The war of words between Apple and some of Australia's biggest banks is growing increasingly heated as the financial collective accuses the consumer electronics group of acting against the interests of customers in the ongoing row over collective bargaining rights for NFC access to iPhones.
The banks - Commonwealth Bank of Australia, Westpac Banking Corporation, National Australia Bank, and Bendigo and Adelaide Bank - are seeking permission from Australian Competition and Consumer Commission (ACCC) to engage in collective negotiation and boycott activities with Apple in relation to the Apple Pay platform and with other third party wallet providers.
By working together, the banks hope to exert pressure on Apple and win access to the iPhone NFC antenna for their own contactless payments apps, as they already have with Android devices.

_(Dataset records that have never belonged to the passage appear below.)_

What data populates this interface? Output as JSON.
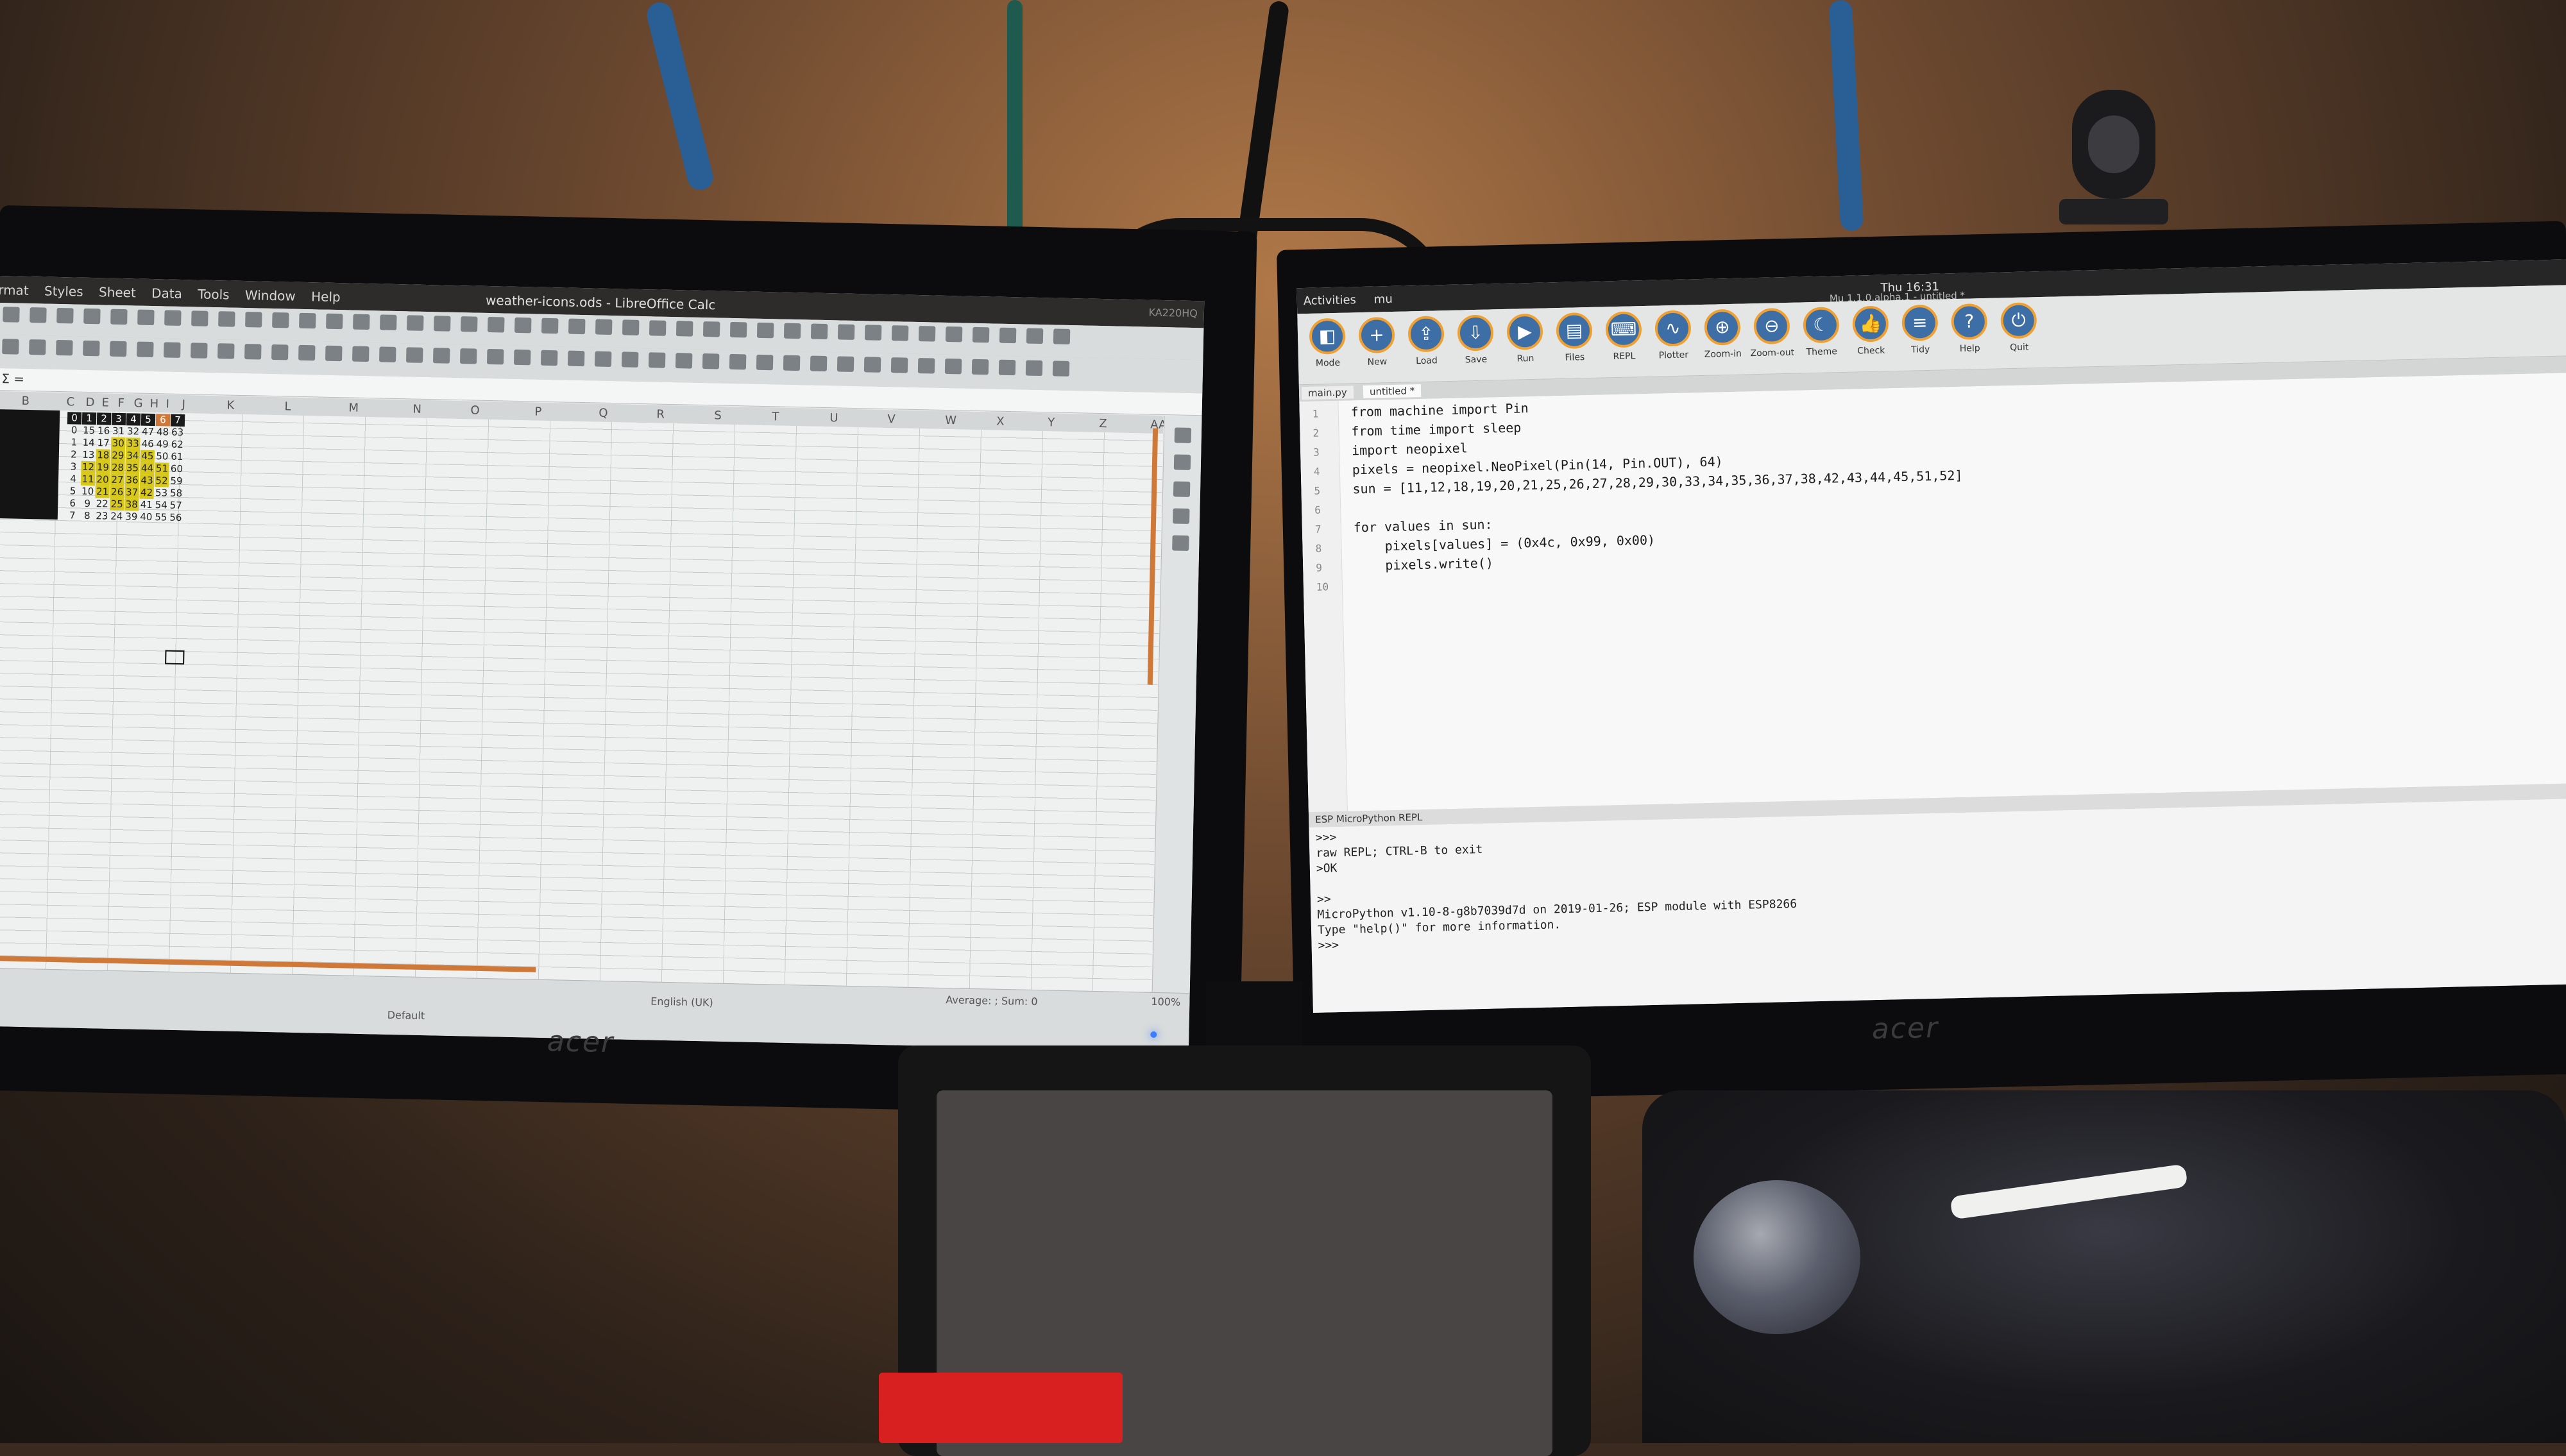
{
  "scene": {
    "description_items": [
      "two-monitors",
      "tablet",
      "webcam",
      "desk-clutter"
    ]
  },
  "left_monitor": {
    "brand": "acer",
    "model_label": "KA220HQ",
    "window_title": "weather-icons.ods - LibreOffice Calc",
    "menu": [
      "rmat",
      "Styles",
      "Sheet",
      "Data",
      "Tools",
      "Window",
      "Help"
    ],
    "formula_prefix": "Σ =",
    "columns": [
      "B",
      "C",
      "D",
      "E",
      "F",
      "G",
      "H",
      "I",
      "J",
      "K",
      "L",
      "M",
      "N",
      "O",
      "P",
      "Q",
      "R",
      "S",
      "T",
      "U",
      "V",
      "W",
      "X",
      "Y",
      "Z",
      "AA"
    ],
    "table_header": [
      "0",
      "1",
      "2",
      "3",
      "4",
      "5",
      "6",
      "7"
    ],
    "table_rows": [
      [
        "0",
        "15",
        "16",
        "31",
        "32",
        "47",
        "48",
        "63"
      ],
      [
        "1",
        "14",
        "17",
        "30",
        "33",
        "46",
        "49",
        "62"
      ],
      [
        "2",
        "13",
        "18",
        "29",
        "34",
        "45",
        "50",
        "61"
      ],
      [
        "3",
        "12",
        "19",
        "28",
        "35",
        "44",
        "51",
        "60"
      ],
      [
        "4",
        "11",
        "20",
        "27",
        "36",
        "43",
        "52",
        "59"
      ],
      [
        "5",
        "10",
        "21",
        "26",
        "37",
        "42",
        "53",
        "58"
      ],
      [
        "6",
        "9",
        "22",
        "25",
        "38",
        "41",
        "54",
        "57"
      ],
      [
        "7",
        "8",
        "23",
        "24",
        "39",
        "40",
        "55",
        "56"
      ]
    ],
    "status": {
      "style": "Default",
      "language": "English (UK)",
      "summary": "Average: ; Sum: 0",
      "zoom": "100%"
    }
  },
  "right_monitor": {
    "brand": "acer",
    "top_bar": {
      "activities": "Activities",
      "app_menu": "mu",
      "clock": "Thu 16:31",
      "window_title": "Mu 1.1.0.alpha.1 - untitled *"
    },
    "toolbar": [
      {
        "label": "Mode",
        "glyph": "◧"
      },
      {
        "label": "New",
        "glyph": "+"
      },
      {
        "label": "Load",
        "glyph": "⇪"
      },
      {
        "label": "Save",
        "glyph": "⇩"
      },
      {
        "label": "Run",
        "glyph": "▶"
      },
      {
        "label": "Files",
        "glyph": "▤"
      },
      {
        "label": "REPL",
        "glyph": "⌨"
      },
      {
        "label": "Plotter",
        "glyph": "∿"
      },
      {
        "label": "Zoom-in",
        "glyph": "⊕"
      },
      {
        "label": "Zoom-out",
        "glyph": "⊖"
      },
      {
        "label": "Theme",
        "glyph": "☾"
      },
      {
        "label": "Check",
        "glyph": "👍"
      },
      {
        "label": "Tidy",
        "glyph": "≡"
      },
      {
        "label": "Help",
        "glyph": "?"
      },
      {
        "label": "Quit",
        "glyph": "⏻"
      }
    ],
    "tabs": [
      "main.py",
      "untitled *"
    ],
    "code_lines": [
      "from machine import Pin",
      "from time import sleep",
      "import neopixel",
      "pixels = neopixel.NeoPixel(Pin(14, Pin.OUT), 64)",
      "sun = [11,12,18,19,20,21,25,26,27,28,29,30,33,34,35,36,37,38,42,43,44,45,51,52]",
      "",
      "for values in sun:",
      "    pixels[values] = (0x4c, 0x99, 0x00)",
      "    pixels.write()",
      ""
    ],
    "repl_title": "ESP MicroPython REPL",
    "repl_lines": [
      ">>>",
      "raw REPL; CTRL-B to exit",
      ">OK",
      "",
      ">>",
      "MicroPython v1.10-8-g8b7039d7d on 2019-01-26; ESP module with ESP8266",
      "Type \"help()\" for more information.",
      ">>>"
    ]
  },
  "colors": {
    "mu_accent": "#f0a030",
    "mu_icon": "#3d6ea6",
    "calc_highlight": "#d8c81a",
    "calc_header": "#1a1a1a"
  }
}
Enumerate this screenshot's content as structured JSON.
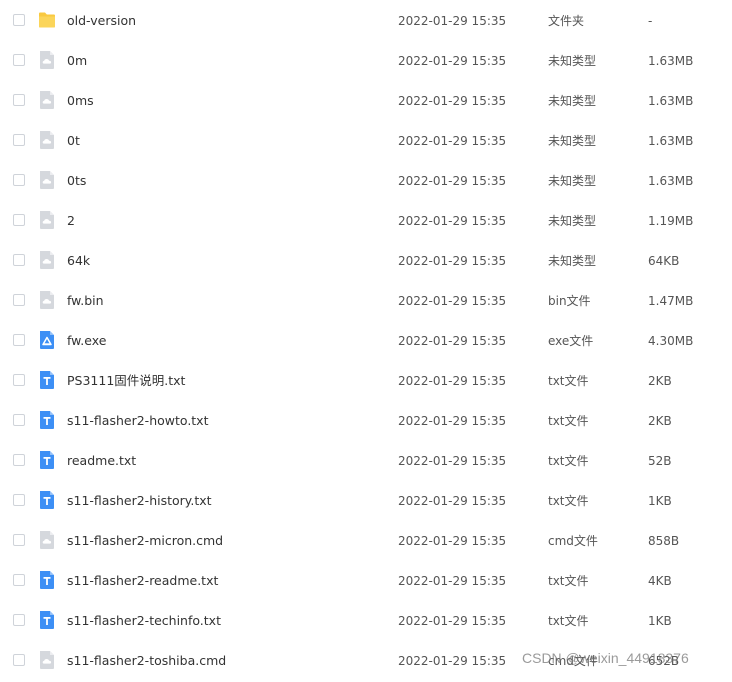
{
  "colors": {
    "folder": "#f9c940",
    "unknown_file": "#d5d8dd",
    "exe_file": "#3d8ff5",
    "txt_file": "#3d8ff5"
  },
  "files": [
    {
      "name": "old-version",
      "date": "2022-01-29 15:35",
      "type": "文件夹",
      "size": "-",
      "icon": "folder-icon"
    },
    {
      "name": "0m",
      "date": "2022-01-29 15:35",
      "type": "未知类型",
      "size": "1.63MB",
      "icon": "unknown-file-icon"
    },
    {
      "name": "0ms",
      "date": "2022-01-29 15:35",
      "type": "未知类型",
      "size": "1.63MB",
      "icon": "unknown-file-icon"
    },
    {
      "name": "0t",
      "date": "2022-01-29 15:35",
      "type": "未知类型",
      "size": "1.63MB",
      "icon": "unknown-file-icon"
    },
    {
      "name": "0ts",
      "date": "2022-01-29 15:35",
      "type": "未知类型",
      "size": "1.63MB",
      "icon": "unknown-file-icon"
    },
    {
      "name": "2",
      "date": "2022-01-29 15:35",
      "type": "未知类型",
      "size": "1.19MB",
      "icon": "unknown-file-icon"
    },
    {
      "name": "64k",
      "date": "2022-01-29 15:35",
      "type": "未知类型",
      "size": "64KB",
      "icon": "unknown-file-icon"
    },
    {
      "name": "fw.bin",
      "date": "2022-01-29 15:35",
      "type": "bin文件",
      "size": "1.47MB",
      "icon": "unknown-file-icon"
    },
    {
      "name": "fw.exe",
      "date": "2022-01-29 15:35",
      "type": "exe文件",
      "size": "4.30MB",
      "icon": "exe-file-icon"
    },
    {
      "name": "PS3111固件说明.txt",
      "date": "2022-01-29 15:35",
      "type": "txt文件",
      "size": "2KB",
      "icon": "text-file-icon"
    },
    {
      "name": "s11-flasher2-howto.txt",
      "date": "2022-01-29 15:35",
      "type": "txt文件",
      "size": "2KB",
      "icon": "text-file-icon"
    },
    {
      "name": "readme.txt",
      "date": "2022-01-29 15:35",
      "type": "txt文件",
      "size": "52B",
      "icon": "text-file-icon"
    },
    {
      "name": "s11-flasher2-history.txt",
      "date": "2022-01-29 15:35",
      "type": "txt文件",
      "size": "1KB",
      "icon": "text-file-icon"
    },
    {
      "name": "s11-flasher2-micron.cmd",
      "date": "2022-01-29 15:35",
      "type": "cmd文件",
      "size": "858B",
      "icon": "unknown-file-icon"
    },
    {
      "name": "s11-flasher2-readme.txt",
      "date": "2022-01-29 15:35",
      "type": "txt文件",
      "size": "4KB",
      "icon": "text-file-icon"
    },
    {
      "name": "s11-flasher2-techinfo.txt",
      "date": "2022-01-29 15:35",
      "type": "txt文件",
      "size": "1KB",
      "icon": "text-file-icon"
    },
    {
      "name": "s11-flasher2-toshiba.cmd",
      "date": "2022-01-29 15:35",
      "type": "cmd文件",
      "size": "652B",
      "icon": "unknown-file-icon"
    }
  ],
  "watermark": "CSDN @weixin_44918376"
}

Apple in return has accused the banks of exhibiting cartel-like behaviour, stifling competition and creating undue security risks.
In a joint statement refuting Apple's claims, the applicant banks say: "Apple’s submission to the ACCC makes it clear that Apple does not want to give iPhone users the ability to choose an integrated third party wallet of their own preference. Unlike users of Samsung and Android, Apple is blocking access to the NFC function and wants to leave iPhone users with no choice but to use Apple Pay.
"Apple’s submission clearly states that Apple has no intention of addressing these issues in individual negotiations with any Australian bank."
The banks have already won the backing of Australian merchants in the debate, with both Coles and the Australian Retailers Association writing supportive submissions to the competition watchdog.
Only ANZ has broken ranks, this week commencing the rollout of Apple Pay to more than 500,000 customers with a Mastercard credit card, following an earlier release to its five million debit card holders in April.
Having denied the refusenik banks interim authorisation, the ACCC is now not expected to make a formal decision on the matter until October.